So etwas wie "radikalpazifistisch" wird landläufig beinahe schon als
Oxymoron angesehen. "Radikale" und "Extremisten" sind immer gewalttätig.
Punktum! Das ist so wie mit den "Anarchisten", die sind das auch
prinzipiell, weil sie so gerne Bomben schmeissen. Außer in der
Kulturberichterstattung, da darf ein Künstler schon mal Anarchist oder
Extremist sein, das gilt dann als Lob.

Aber "radikal" war eben im politischen Bereich beinahe schon am Aussterben.
Doch die Rettung des Begriffs erfolgte durch die "Islamisten" -- die vor
zwanzig Jahren selbst noch ganz harmlose Islamwissenschaftler waren. (Ich
warte noch darauf, daß radikale israelische Siedler als "Judaisten"
bezeichnet werden -- aber das kommt schon noch. Auf "Christisten" werden wir
aber wohl bis zum St.Nimmerleinstag warten müssen, weil das holpert doch zu
sehr.)

Zurück zu den "Radikalen" -- oder besser "Radikalisierten". War zu Anfang
noch von "radikalisierten Muslimen" die Rede, wird das jetzt überhaupt
verkürzt: "Schütze von San Bernardino hatte sich radikalisiert" lautete
kürzlich die Schlagzeile im "Kurier"; in der "Kleinen Zeitung" hieß es zur
selben Geschichte: "Angreifer von San Bernardino möglicherweise
radikalisiert". Ergo ist "radikal" oder eben "radikalisiert" nicht mehr ein
Synonym für "gewaltbereit" (im staatlich nicht sanktionierten Sinne
natürlich) alleine, sondern für "muslimisch-gewaltbereit".

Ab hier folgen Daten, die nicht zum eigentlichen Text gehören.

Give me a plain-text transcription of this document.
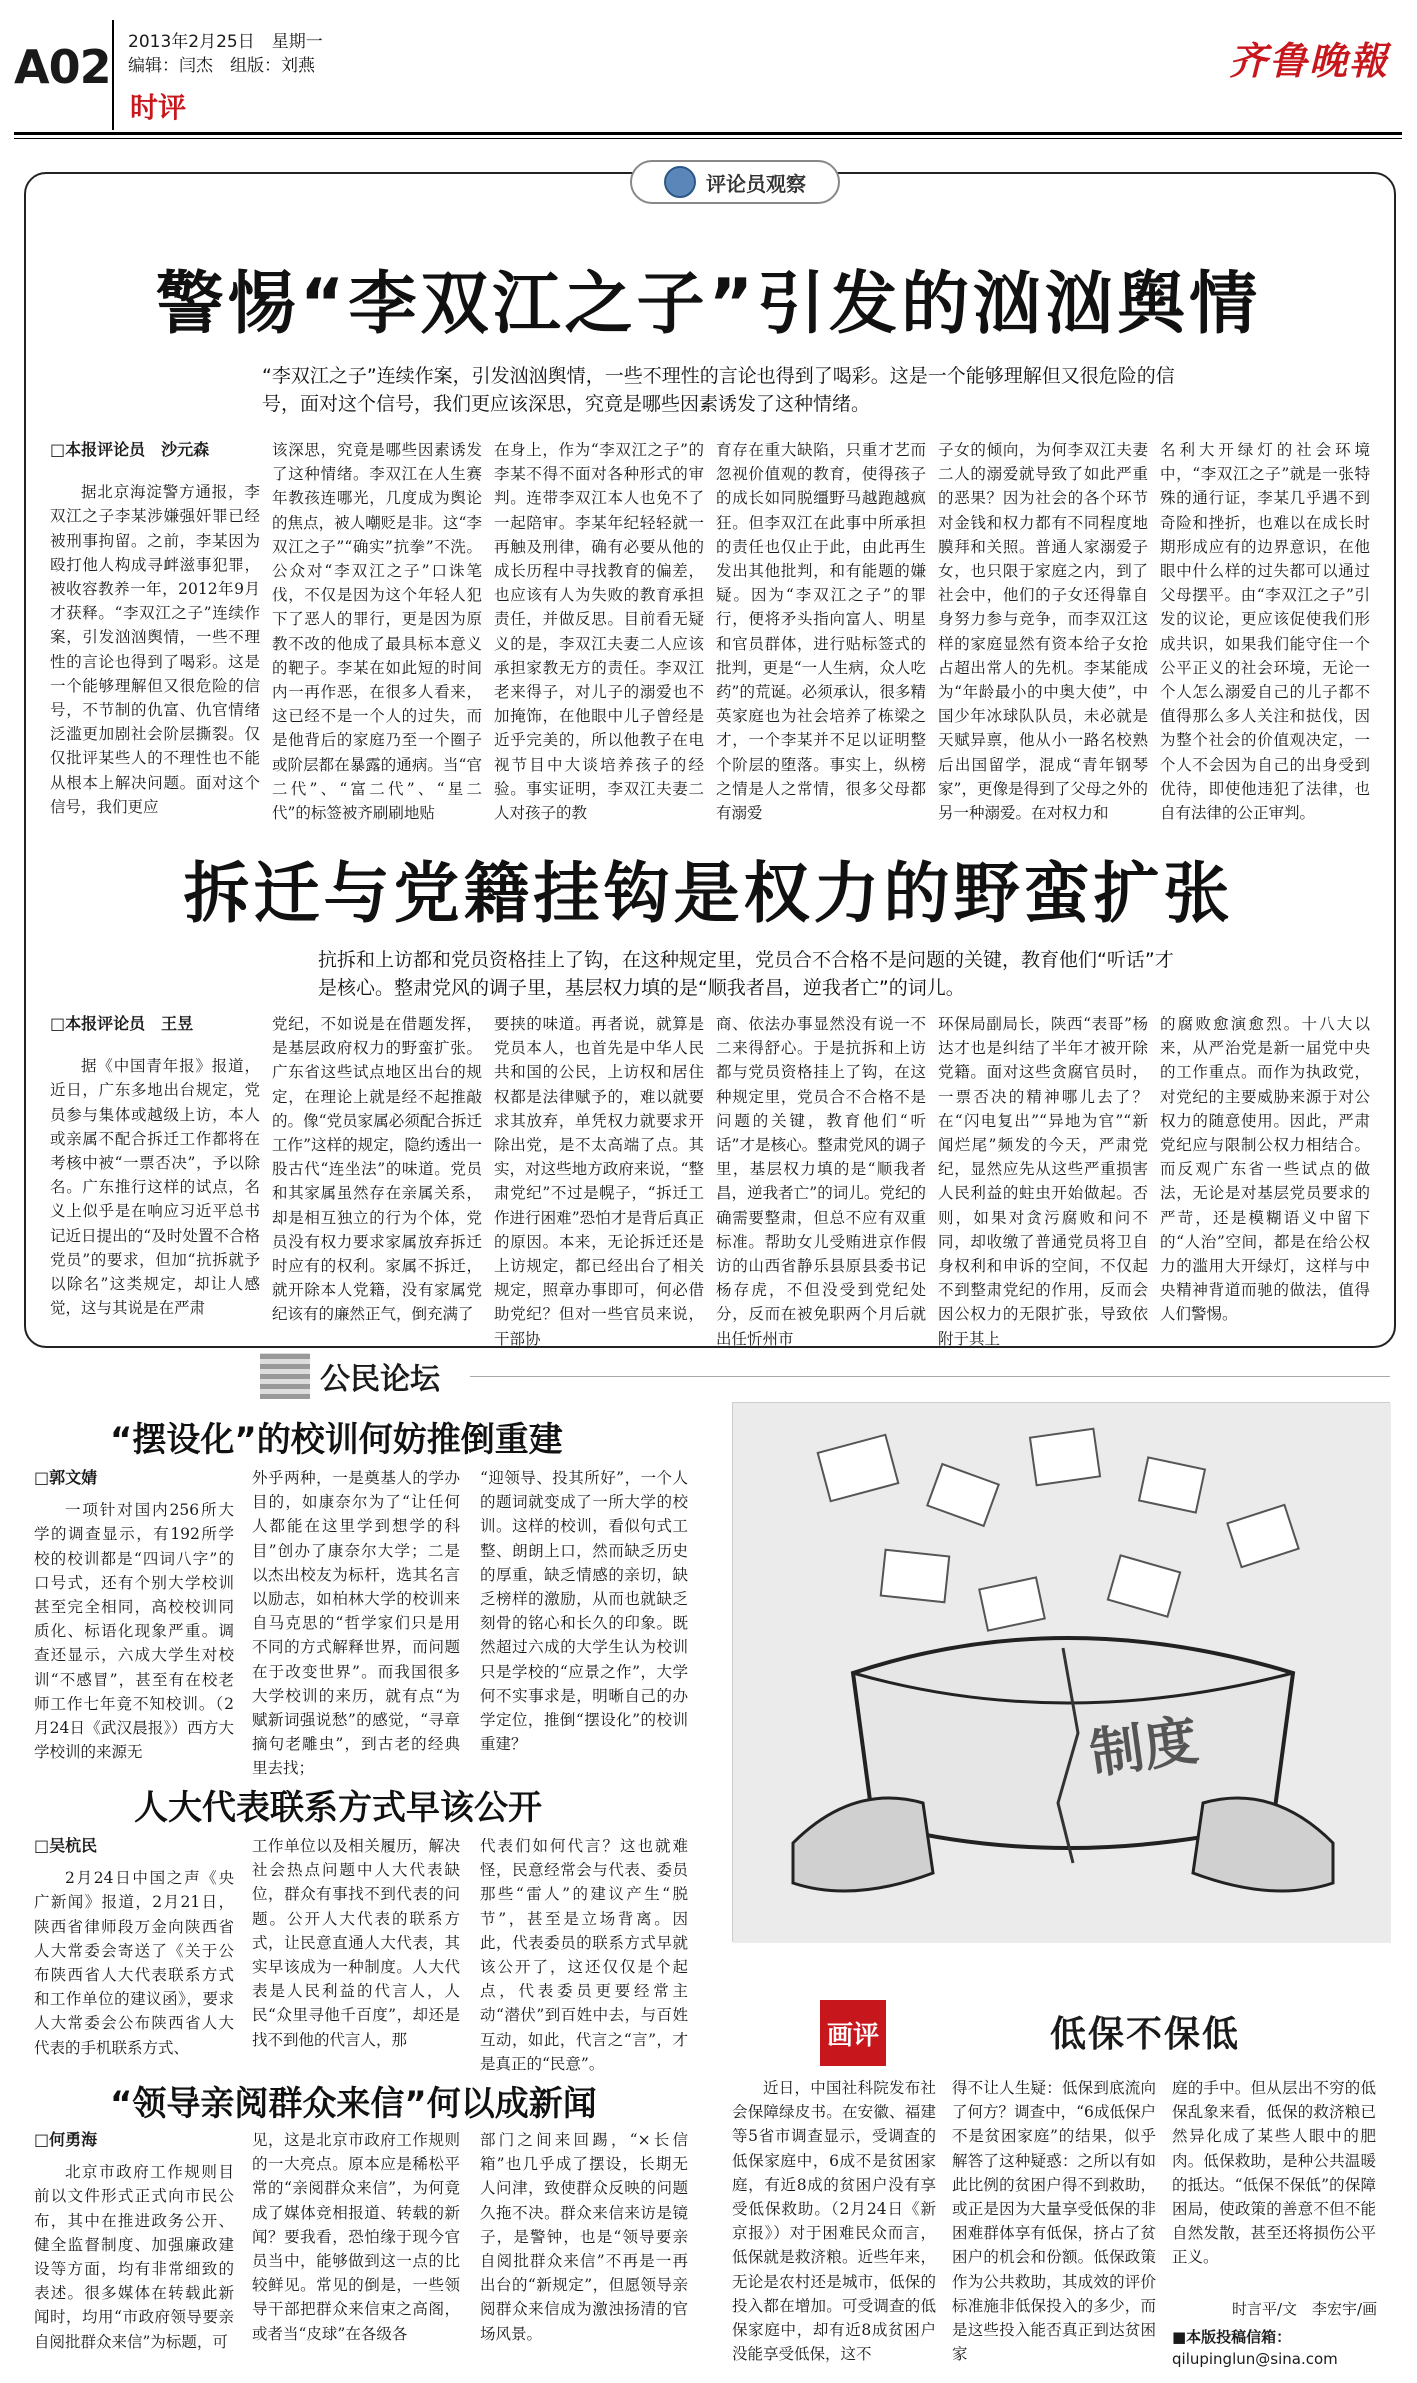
A02 2013年2月25日　 星期一
编辑：闫杰　组版：刘燕
时评
齐鲁晚報
评论员观察
警惕“李双江之子”引发的汹汹舆情
“李双江之子”连续作案，引发汹汹舆情，一些不理性的言论也得到了喝彩。这是一个能够理解但又很危险的信号，面对这个信号，我们更应该深思，究竟是哪些因素诱发了这种情绪。
□本报评论员　沙元森

据北京海淀警方通报，李双江之子李某涉嫌强奸罪已经被刑事拘留。之前，李某因为殴打他人构成寻衅滋事犯罪，被收容教养一年，2012年9月才获释。“李双江之子”连续作案，引发汹汹舆情，一些不理性的言论也得到了喝彩。这是一个能够理解但又很危险的信号，不节制的仇富、仇官情绪泛滥更加剧社会阶层撕裂。仅仅批评某些人的不理性也不能从根本上解决问题。面对这个信号，我们更应

该深思，究竟是哪些因素诱发了这种情绪。李双江在人生赛年教孩连哪光，几度成为舆论的焦点，被人嘲贬是非。这“李双江之子”“确实”抗拳”不洗。公众对“李双江之子”口诛笔伐，不仅是因为这个年轻人犯下了恶人的罪行，更是因为原教不改的他成了最具标本意义的靶子。李某在如此短的时间内一再作恶，在很多人看来，这已经不是一个人的过失，而是他背后的家庭乃至一个圈子或阶层都在暴露的通病。当“官二代”、“富二代”、“星二代”的标签被齐刷刷地贴

在身上，作为“李双江之子”的李某不得不面对各种形式的审判。连带李双江本人也免不了一起陪审。李某年纪轻轻就一再触及刑律，确有必要从他的成长历程中寻找教育的偏差，也应该有人为失败的教育承担责任，并做反思。目前看无疑义的是，李双江夫妻二人应该承担家教无方的责任。李双江老来得子，对儿子的溺爱也不加掩饰，在他眼中儿子曾经是近乎完美的，所以他教子在电视节目中大谈培养孩子的经验。事实证明，李双江夫妻二人对孩子的教

育存在重大缺陷，只重才艺而忽视价值观的教育，使得孩子的成长如同脱缰野马越跑越疯狂。但李双江在此事中所承担的责任也仅止于此，由此再生发出其他批判，和有能题的嫌疑。因为“李双江之子”的罪行，便将矛头指向富人、明星和官员群体，进行贴标签式的批判，更是“一人生病，众人吃药”的荒诞。必须承认，很多精英家庭也为社会培养了栋梁之才，一个李某并不足以证明整个阶层的堕落。事实上，纵榜之情是人之常情，很多父母都有溺爱

子女的倾向，为何李双江夫妻二人的溺爱就导致了如此严重的恶果？因为社会的各个环节对金钱和权力都有不同程度地膜拜和关照。普通人家溺爱子女，也只限于家庭之内，到了社会中，他们的子女还得靠自身努力参与竞争，而李双江这样的家庭显然有资本给子女抢占超出常人的先机。李某能成为“年龄最小的中奥大使”，中国少年冰球队队员，未必就是天赋异禀，他从小一路名校熟后出国留学，混成“青年钢琴家”，更像是得到了父母之外的另一种溺爱。在对权力和

名利大开绿灯的社会环境中，“李双江之子”就是一张特殊的通行证，李某几乎遇不到奇险和挫折，也难以在成长时期形成应有的边界意识，在他眼中什么样的过失都可以通过父母摆平。由“李双江之子”引发的议论，更应该促使我们形成共识，如果我们能守住一个公平正义的社会环境，无论一个人怎么溺爱自己的儿子都不值得那么多人关注和挞伐，因为整个社会的价值观决定，一个人不会因为自己的出身受到优待，即使他违犯了法律，也自有法律的公正审判。

拆迁与党籍挂钩是权力的野蛮扩张
抗拆和上访都和党员资格挂上了钩，在这种规定里，党员合不合格不是问题的关键，教育他们“听话”才是核心。整肃党风的调子里，基层权力填的是“顺我者昌，逆我者亡”的词儿。
□本报评论员　王昱

据《中国青年报》报道，近日，广东多地出台规定，党员参与集体或越级上访，本人或亲属不配合拆迁工作都将在考核中被“一票否决”，予以除名。广东推行这样的试点，名义上似乎是在响应习近平总书记近日提出的“及时处置不合格党员”的要求，但加“抗拆就予以除名”这类规定，却让人感觉，这与其说是在严肃

党纪，不如说是在借题发挥，是基层政府权力的野蛮扩张。广东省这些试点地区出台的规定，在理论上就是经不起推敲的。像“党员家属必须配合拆迁工作”这样的规定，隐约透出一股古代“连坐法”的味道。党员和其家属虽然存在亲属关系，却是相互独立的行为个体，党员没有权力要求家属放弃拆迁时应有的权利。家属不拆迁，就开除本人党籍，没有家属党纪该有的廉然正气，倒充满了

要挟的味道。再者说，就算是党员本人，也首先是中华人民共和国的公民，上访权和居住权都是法律赋予的，难以就要求其放弃，单凭权力就要求开除出党，是不太高端了点。其实，对这些地方政府来说，“整肃党纪”不过是幌子，“拆迁工作进行困难”恐怕才是背后真正的原因。本来，无论拆迁还是上访规定，都已经出台了相关规定，照章办事即可，何必借助党纪？但对一些官员来说，干部协

商、依法办事显然没有说一不二来得舒心。于是抗拆和上访都与党员资格挂上了钩，在这种规定里，党员合不合格不是问题的关键，教育他们“听话”才是核心。整肃党风的调子里，基层权力填的是“顺我者昌，逆我者亡”的词儿。党纪的确需要整肃，但总不应有双重标准。帮助女儿受贿进京作假访的山西省静乐县原县委书记杨存虎，不但没受到党纪处分，反而在被免职两个月后就出任忻州市

环保局副局长，陕西“表哥”杨达才也是纠结了半年才被开除党籍。面对这些贪腐官员时，一票否决的精神哪儿去了？在“闪电复出”“异地为官”“新闻烂尾”频发的今天，严肃党纪，显然应先从这些严重损害人民利益的蛀虫开始做起。否则，如果对贪污腐败和问不同，却收缴了普通党员将卫自身权利和申诉的空间，不仅起不到整肃党纪的作用，反而会因公权力的无限扩张，导致依附于其上

的腐败愈演愈烈。十八大以来，从严治党是新一届党中央的工作重点。而作为执政党，对党纪的主要威胁来源于对公权力的随意使用。因此，严肃党纪应与限制公权力相结合。而反观广东省一些试点的做法，无论是对基层党员要求的严苛，还是模糊语义中留下的“人治”空间，都是在给公权力的滥用大开绿灯，这样与中央精神背道而驰的做法，值得人们警惕。

公民论坛
“摆设化”的校训何妨推倒重建
□郭文婧

一项针对国内256所大学的调查显示，有192所学校的校训都是“四词八字”的口号式，还有个别大学校训甚至完全相同，高校校训同质化、标语化现象严重。调查还显示，六成大学生对校训“不感冒”，甚至有在校老师工作七年竟不知校训。（2月24日《武汉晨报》）西方大学校训的来源无

外乎两种，一是奠基人的学办目的，如康奈尔为了“让任何人都能在这里学到想学的科目”创办了康奈尔大学；二是以杰出校友为标杆，选其名言以励志，如柏林大学的校训来自马克思的“哲学家们只是用不同的方式解释世界，而问题在于改变世界”。而我国很多大学校训的来历，就有点“为赋新词强说愁”的感觉，“寻章摘句老雕虫”，到古老的经典里去找；

“迎领导、投其所好”，一个人的题词就变成了一所大学的校训。这样的校训，看似句式工整、朗朗上口，然而缺乏历史的厚重，缺乏情感的亲切，缺乏榜样的激励，从而也就缺乏刻骨的铭心和长久的印象。既然超过六成的大学生认为校训只是学校的“应景之作”，大学何不实事求是，明晰自己的办学定位，推倒“摆设化”的校训重建？

人大代表联系方式早该公开
□吴杭民

2月24日中国之声《央广新闻》报道，2月21日，陕西省律师段万金向陕西省人大常委会寄送了《关于公布陕西省人大代表联系方式和工作单位的建议函》，要求人大常委会公布陕西省人大代表的手机联系方式、

工作单位以及相关履历，解决社会热点问题中人大代表缺位，群众有事找不到代表的问题。公开人大代表的联系方式，让民意直通人大代表，其实早该成为一种制度。人大代表是人民利益的代言人，人民“众里寻他千百度”，却还是找不到他的代言人，那

代表们如何代言？这也就难怪，民意经常会与代表、委员那些“雷人”的建议产生“脱节”，甚至是立场背离。因此，代表委员的联系方式早就该公开了，这还仅仅是个起点，代表委员更要经常主动“潜伏”到百姓中去，与百姓互动，如此，代言之“言”，才是真正的“民意”。

“领导亲阅群众来信”何以成新闻
□何勇海

北京市政府工作规则目前以文件形式正式向市民公布，其中在推进政务公开、健全监督制度、加强廉政建设等方面，均有非常细致的表述。很多媒体在转载此新闻时，均用“市政府领导要亲自阅批群众来信”为标题，可

见，这是北京市政府工作规则的一大亮点。原本应是稀松平常的“亲阅群众来信”，为何竟成了媒体竞相报道、转载的新闻？要我看，恐怕缘于现今官员当中，能够做到这一点的比较鲜见。常见的倒是，一些领导干部把群众来信束之高阁，或者当“皮球”在各级各

部门之间来回踢，“×长信箱”也几乎成了摆设，长期无人问津，致使群众反映的问题久拖不决。群众来信来访是镜子，是警钟，也是“领导要亲自阅批群众来信”不再是一再出台的“新规定”，但愿领导亲阅群众来信成为激浊扬清的官场风景。

制度
画评	低保不保低

近日，中国社科院发布社会保障绿皮书。在安徽、福建等5省市调查显示，受调查的低保家庭中，6成不是贫困家庭，有近8成的贫困户没有享受低保救助。（2月24日《新京报》）对于困难民众而言，低保就是救济粮。近些年来，无论是农村还是城市，低保的投入都在增加。可受调查的低保家庭中，却有近8成贫困户没能享受低保，这不

得不让人生疑：低保到底流向了何方？调查中，“6成低保户不是贫困家庭”的结果，似乎解答了这种疑惑：之所以有如此比例的贫困户得不到救助，或正是因为大量享受低保的非困难群体享有低保，挤占了贫困户的机会和份额。低保政策作为公共救助，其成效的评价标准施非低保投入的多少，而是这些投入能否真正到达贫困家

庭的手中。但从层出不穷的低保乱象来看，低保的救济粮已然异化成了某些人眼中的肥肉。低保救助，是种公共温暖的抵达。“低保不保低”的保障困局，使政策的善意不但不能自然发散，甚至还将损伤公平正义。

时言平/文　李宏宇/画
■本版投稿信箱：
qilupinglun@sina.com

Die Sprache der Medien verkürzt natürlich -- und Headlines sind da noch
brutaler oder "radikaler" in der Verkürzung als die Kurzmeldungen auf
Twitter. Dennoch: Was hat die fundamentale Herangehensweise an ein Problem
mit gewalttätigen Verrückten zu tun, die sich auf Gott berufen? Noch dazu,
wo deren Ideologien gar nicht radikal oder "fundamentalistisch" sind,
sondern vor Widersprüchen nur so strotzen...

Weil mittlerweile bin ich auch radikalisiert: Wenn das Wort "radikalisiert"
in einem Zeitungstext in dieser Verwendung vorkommt, lese ich einfach nicht
mehr weiter. Da bin ich von jetzt an radikal.